From: Guillaume Dargaud on
Hello all,
I have a webserver that sometimes hangs and I'd like a way to detect when
this happens.

Of course what I really want is to fix those lockups, but despite some
discussions on other forums and plenty of changes to my httpd.conf, no luck
so far. It's a recent apache, using php and mysql. The access_log file goes
on its merry way to report successful [200] requests, but seen from a
browser, they never finish. I applies to any request, even images, so it's
not a php problem.

Since this happens only about once a week, I'd like a script to detect it.
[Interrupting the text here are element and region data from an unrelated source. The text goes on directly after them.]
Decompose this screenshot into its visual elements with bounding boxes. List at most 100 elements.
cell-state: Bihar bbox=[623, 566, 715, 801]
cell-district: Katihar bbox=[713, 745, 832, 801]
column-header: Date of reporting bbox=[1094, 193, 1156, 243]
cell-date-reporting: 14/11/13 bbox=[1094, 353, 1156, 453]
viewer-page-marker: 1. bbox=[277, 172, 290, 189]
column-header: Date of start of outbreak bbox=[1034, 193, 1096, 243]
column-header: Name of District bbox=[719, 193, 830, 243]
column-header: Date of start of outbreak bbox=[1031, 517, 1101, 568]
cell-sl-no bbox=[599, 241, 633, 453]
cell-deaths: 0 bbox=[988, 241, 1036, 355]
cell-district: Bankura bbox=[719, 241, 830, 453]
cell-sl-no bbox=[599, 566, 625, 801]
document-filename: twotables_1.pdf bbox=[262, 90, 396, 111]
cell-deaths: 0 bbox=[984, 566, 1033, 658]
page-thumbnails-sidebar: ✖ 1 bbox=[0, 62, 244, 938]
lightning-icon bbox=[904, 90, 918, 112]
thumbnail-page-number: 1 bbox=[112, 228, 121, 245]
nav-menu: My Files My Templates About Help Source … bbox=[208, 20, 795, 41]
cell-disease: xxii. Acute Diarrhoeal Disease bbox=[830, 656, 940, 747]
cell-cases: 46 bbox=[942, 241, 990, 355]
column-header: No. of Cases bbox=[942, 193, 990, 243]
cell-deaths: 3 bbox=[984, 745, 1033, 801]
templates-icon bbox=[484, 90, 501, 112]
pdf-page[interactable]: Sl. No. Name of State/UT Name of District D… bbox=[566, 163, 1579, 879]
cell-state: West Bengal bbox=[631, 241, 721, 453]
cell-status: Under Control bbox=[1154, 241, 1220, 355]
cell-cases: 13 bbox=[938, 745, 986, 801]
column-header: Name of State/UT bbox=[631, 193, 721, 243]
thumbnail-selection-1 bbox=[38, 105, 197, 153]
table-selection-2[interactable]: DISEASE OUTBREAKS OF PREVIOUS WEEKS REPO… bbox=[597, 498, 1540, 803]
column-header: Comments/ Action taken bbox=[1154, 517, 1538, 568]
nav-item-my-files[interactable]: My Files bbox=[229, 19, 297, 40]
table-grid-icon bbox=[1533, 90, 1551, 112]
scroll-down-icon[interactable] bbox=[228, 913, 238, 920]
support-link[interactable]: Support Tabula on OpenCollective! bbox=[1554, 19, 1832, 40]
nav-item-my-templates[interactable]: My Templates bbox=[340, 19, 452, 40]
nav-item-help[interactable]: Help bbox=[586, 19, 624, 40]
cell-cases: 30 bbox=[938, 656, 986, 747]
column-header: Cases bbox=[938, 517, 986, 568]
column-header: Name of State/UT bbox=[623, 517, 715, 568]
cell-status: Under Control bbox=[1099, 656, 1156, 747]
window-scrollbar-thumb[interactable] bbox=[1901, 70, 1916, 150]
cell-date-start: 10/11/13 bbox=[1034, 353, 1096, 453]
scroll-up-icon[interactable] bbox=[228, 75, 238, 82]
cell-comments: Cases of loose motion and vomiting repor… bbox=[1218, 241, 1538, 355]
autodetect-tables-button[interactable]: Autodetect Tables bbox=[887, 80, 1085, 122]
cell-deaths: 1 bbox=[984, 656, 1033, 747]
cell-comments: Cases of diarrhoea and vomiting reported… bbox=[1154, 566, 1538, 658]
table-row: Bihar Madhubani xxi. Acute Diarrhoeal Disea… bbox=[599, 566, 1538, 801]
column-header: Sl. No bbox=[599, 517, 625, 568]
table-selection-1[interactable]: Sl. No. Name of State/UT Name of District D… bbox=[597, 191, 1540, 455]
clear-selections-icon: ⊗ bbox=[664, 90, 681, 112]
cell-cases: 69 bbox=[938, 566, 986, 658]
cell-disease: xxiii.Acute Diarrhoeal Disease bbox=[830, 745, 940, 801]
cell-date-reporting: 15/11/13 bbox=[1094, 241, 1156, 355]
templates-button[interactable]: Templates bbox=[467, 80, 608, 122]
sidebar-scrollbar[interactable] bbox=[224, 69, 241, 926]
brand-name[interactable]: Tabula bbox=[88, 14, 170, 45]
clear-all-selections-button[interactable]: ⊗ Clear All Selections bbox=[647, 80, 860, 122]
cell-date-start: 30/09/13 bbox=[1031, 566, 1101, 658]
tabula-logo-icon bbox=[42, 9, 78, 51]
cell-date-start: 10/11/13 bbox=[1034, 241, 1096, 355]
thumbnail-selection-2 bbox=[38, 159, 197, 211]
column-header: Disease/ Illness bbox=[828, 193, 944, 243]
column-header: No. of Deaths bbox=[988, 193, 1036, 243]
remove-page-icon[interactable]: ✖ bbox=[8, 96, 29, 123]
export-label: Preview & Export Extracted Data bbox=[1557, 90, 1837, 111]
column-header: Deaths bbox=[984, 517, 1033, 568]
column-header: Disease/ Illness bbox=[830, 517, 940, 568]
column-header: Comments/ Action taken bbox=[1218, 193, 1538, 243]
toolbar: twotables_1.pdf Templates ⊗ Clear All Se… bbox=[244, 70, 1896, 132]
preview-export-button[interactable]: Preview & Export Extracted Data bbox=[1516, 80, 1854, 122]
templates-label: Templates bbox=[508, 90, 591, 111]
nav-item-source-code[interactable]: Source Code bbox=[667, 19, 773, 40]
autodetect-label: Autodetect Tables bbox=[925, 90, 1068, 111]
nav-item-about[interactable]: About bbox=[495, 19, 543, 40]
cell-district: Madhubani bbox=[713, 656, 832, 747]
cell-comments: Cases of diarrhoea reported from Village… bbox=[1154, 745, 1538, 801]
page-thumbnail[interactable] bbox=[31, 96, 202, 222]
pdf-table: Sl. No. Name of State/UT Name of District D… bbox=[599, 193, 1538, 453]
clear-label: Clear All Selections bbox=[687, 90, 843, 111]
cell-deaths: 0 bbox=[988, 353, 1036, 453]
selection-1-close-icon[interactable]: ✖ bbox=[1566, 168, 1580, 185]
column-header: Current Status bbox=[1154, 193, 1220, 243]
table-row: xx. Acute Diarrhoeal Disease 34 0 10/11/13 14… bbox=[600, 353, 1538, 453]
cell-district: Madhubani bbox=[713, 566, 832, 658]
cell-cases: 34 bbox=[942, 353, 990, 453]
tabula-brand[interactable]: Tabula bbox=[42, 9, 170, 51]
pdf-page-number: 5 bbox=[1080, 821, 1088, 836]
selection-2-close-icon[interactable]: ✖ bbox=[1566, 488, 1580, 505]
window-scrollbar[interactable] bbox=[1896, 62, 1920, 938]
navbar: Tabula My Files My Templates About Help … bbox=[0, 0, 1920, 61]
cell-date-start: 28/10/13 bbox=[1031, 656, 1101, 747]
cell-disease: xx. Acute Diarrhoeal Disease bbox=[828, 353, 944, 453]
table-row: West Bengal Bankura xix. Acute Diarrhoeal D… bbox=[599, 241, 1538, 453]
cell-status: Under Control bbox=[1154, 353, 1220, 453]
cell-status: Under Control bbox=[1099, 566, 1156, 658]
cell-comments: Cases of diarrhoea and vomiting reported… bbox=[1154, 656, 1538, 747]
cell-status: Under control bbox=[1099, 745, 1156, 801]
I
was thinking of using wget to request a page, with some short timeout (say
30s), but reading the man page it seems that the various timeouts are for
other purposes. "... if, at any point in the download, no data is received
for more than the specified number of seconds, reading fails and the
download is restarted...". Maybe with -r 0 ?

What do you think ? Is there a better way to do it ?
--
Guillaume Dargaud
http://www.gdargaud.net/


From: Thomas 'PointedEars' Lahn on
Guillaume Dargaud wrote:

> I have a webserver that sometimes hangs and I'd like a way to detect when
> this happens.
>
> Of course what I really want is to fix those lockups, but despite some
> discussions on other forums and plenty of changes to my httpd.conf, no
> luck so far. It's a recent apache, using php and mysql. The access_log
> file goes on its merry way to report successful [200] requests, but seen
> from a browser, they never finish.

If you see the HTTP requests in the log, they "have finished". It is the
HTTP *responses* that you have a problem with. That said, you could be
haunted by a crawler; a robots.txt may help then.

> I applies to any request, even images, so it's not a php problem.

That is a fallacy. A Web server can be (mis)configured to have PHP process
every requested resource before it is served.

> Since this happens only about once a week, I'd like a script to detect it.
> I was thinking of using wget to request a page, with some short timeout
> (say 30s), but reading the man page it seems that the various timeouts are
> for other purposes. "... if, at any point in the download, no data is
> received for more than the specified number of seconds, reading fails and
> the download is restarted...". Maybe with -r 0 ?
>
> What do you think ?

wget(1) will probably not reveal the problem.

> Is there a better way to do it ?

You need to do a more thorough analysis of the problem; include the Apache
error log, the system log, root's mailbox and the crontab (e.g. look for
expensive cron jobs), and network logs.

This newsgroup, comp.unix.shell (tagline: "Using and programming the Unix
shell"), is the wrong place to ask about wget(1) features, and for a
solution to this problem.

<http://www.catb.org/~esr/faqs/smart-questions.html>


PointedEars
From: Guillaume Dargaud on

> This newsgroup, comp.unix.shell (tagline: "Using and programming the Unix
> shell"), is the wrong place to ask about wget(1) features, and for a
> solution to this problem.

I kinda knew it was OT, but thanks for the pointers, I'll look into it.